Brevibacterium spp. was not considered human pathogens until few cases were published in the literature. All reported cases treated with combination of various antibiotics, especially glycopeptides and quinolones, and catheter removal. The recent patient was treated with vancomycin, the catheter was not removed because of ongoing chemotherapy, no recurrence occurred in the following six months. Patients with indwelling central venous catheters are at high risk of acquiring bloodstream infections.

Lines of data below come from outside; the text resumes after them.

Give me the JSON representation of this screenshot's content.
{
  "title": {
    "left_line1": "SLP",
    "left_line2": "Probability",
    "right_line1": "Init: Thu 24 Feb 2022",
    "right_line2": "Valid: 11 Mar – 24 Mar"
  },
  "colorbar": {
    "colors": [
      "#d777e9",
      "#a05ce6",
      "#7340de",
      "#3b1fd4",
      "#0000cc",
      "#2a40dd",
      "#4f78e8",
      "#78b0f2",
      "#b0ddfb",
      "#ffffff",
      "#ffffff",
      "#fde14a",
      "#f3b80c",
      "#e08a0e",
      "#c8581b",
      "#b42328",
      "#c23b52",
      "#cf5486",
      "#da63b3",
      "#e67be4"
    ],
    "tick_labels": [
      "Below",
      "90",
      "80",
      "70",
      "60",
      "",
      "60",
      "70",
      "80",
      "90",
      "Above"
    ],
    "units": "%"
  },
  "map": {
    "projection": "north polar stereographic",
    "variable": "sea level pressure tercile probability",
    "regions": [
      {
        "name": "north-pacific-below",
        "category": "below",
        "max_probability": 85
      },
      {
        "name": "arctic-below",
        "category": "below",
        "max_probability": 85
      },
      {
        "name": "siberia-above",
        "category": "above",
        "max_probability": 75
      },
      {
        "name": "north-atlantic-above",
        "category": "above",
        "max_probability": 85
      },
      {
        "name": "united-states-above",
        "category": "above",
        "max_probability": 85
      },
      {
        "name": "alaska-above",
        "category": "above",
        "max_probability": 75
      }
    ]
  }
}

A variety of unusual pathogens may be encountered, especially in immunocompromised patients. Among these, Brevibacterium spp. are rarely found and can be confused with apathogenic corynebacteria. Physicians treating patients with cytotoxic chemotherapeutic regimens should be aware of this bacterial genus as a potential cause of invasive infection.

Conflicts of interest

The authors declare no conflicts of interest.